I opened the glass door, and it came straight at me. I slammed the door fast enough to get the poor guy caught by the wing in the door/doorframe.

I went downstairs rather shaken, and after a few more ounces of whiskey decided I had injured it too severely to let back into the wild. I took a broom upstairs and opened the door (after marveling that the little bugger was still flapping around caught in the door) and when he fell, I promptly beat him to death with the broom.

When I woke up the next morning rather hung over, I remembered that I had savagely destroyed a bat while screaming like a crazy man, and to boot, screaming at the bat as though it was my father, as though I was exacting revenge for his suicide.

It was a nasty sight to clean up, especially with a hangover.


Anyway that's my bat story. In the end it turns out the little thing crawled into the attic through a vent, and then slithered through the half inch wide opening left when the hatch to the attic didn't close all the way.
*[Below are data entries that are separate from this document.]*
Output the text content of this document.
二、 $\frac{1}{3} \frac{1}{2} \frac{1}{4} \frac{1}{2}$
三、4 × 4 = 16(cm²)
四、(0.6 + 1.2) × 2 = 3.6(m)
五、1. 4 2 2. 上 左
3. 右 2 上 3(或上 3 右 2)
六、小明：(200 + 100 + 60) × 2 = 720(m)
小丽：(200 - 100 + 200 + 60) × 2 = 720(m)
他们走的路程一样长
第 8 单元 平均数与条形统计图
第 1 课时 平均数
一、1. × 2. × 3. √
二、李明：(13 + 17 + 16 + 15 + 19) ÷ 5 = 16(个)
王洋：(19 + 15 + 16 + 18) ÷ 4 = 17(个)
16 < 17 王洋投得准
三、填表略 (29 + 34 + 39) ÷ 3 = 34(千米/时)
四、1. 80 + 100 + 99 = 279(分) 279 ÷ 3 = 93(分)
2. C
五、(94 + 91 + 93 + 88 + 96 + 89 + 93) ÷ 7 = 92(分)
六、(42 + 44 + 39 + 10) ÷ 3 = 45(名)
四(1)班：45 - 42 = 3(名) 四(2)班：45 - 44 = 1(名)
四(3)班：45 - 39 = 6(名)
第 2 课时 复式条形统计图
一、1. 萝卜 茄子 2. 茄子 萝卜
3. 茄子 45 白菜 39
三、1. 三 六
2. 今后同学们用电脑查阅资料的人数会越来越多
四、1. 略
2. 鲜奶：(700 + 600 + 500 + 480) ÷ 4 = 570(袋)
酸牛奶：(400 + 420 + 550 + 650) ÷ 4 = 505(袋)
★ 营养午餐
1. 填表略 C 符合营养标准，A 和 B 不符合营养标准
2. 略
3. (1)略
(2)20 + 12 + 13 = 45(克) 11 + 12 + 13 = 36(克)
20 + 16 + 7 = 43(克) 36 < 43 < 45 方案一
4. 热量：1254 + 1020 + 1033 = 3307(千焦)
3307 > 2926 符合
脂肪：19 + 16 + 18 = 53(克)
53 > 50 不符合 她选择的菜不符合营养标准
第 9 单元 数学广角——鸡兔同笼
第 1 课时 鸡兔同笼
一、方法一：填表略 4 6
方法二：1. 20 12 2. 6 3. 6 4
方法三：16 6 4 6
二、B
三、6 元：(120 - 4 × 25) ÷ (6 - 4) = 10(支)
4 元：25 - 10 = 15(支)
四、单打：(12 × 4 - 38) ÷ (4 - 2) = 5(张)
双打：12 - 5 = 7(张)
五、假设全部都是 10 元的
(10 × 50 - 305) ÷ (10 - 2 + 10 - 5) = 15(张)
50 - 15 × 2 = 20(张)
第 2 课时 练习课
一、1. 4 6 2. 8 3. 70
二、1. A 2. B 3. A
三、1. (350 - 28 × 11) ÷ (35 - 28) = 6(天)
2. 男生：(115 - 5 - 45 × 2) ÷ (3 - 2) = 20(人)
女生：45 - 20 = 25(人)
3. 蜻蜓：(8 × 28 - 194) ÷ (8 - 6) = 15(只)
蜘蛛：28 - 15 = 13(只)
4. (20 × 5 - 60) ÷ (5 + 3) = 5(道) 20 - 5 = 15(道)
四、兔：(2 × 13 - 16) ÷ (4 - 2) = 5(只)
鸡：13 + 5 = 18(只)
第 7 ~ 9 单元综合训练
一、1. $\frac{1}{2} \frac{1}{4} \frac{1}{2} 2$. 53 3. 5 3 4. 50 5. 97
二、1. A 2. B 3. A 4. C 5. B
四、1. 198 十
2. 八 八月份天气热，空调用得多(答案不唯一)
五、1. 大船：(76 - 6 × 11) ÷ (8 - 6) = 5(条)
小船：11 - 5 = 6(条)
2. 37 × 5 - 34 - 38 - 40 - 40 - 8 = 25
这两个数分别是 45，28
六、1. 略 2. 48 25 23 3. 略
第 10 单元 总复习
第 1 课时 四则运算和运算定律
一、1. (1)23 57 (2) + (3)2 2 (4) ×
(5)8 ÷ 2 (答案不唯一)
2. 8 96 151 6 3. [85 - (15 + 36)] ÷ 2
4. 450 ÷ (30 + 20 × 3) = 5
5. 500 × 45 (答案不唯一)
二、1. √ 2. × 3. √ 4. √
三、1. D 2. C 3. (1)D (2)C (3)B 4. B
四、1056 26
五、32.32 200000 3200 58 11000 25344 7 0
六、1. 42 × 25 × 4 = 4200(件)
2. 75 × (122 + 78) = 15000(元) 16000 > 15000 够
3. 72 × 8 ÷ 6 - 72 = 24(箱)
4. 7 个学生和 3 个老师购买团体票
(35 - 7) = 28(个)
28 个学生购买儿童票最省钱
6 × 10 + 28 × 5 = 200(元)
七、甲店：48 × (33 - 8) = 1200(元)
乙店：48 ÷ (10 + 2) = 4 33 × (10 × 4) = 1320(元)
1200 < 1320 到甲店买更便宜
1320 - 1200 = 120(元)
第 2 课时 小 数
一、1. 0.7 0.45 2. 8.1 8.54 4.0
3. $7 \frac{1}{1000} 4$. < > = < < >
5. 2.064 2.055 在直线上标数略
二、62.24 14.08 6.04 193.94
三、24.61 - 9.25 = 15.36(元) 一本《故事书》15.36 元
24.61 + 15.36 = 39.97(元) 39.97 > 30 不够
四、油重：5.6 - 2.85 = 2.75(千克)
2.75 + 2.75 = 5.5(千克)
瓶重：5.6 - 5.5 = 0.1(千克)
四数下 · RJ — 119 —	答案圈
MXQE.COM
Someday that will make a hysterical scene in a movie...






edited for spelling
 
I love bats. The danger of getting rabbies from bats is overstated in most cases as far as I know.

My wife once studied them, and I helped her sometimes. Spreading mistnets in caves, those are nice memories.

I had a small jar with water and sugar for hummingbirds attached at the window of my bedroom. At night, cute little nectar-eating bats visited the place, quite often entering the bedroom. It was fun, and more than one night we slept while looking at them flying over our heads. Romantic, isn´t it? Have I ever told you I met her inside a cave? OK, we´re weird according to most standards, but we enjoy being like this.:p

One can get rabbies from the vampire bats (Desmodus genus plus another genus whose name I do not remember right now). Since most bats eat insects and fruits, the chances of being contaminated are very small.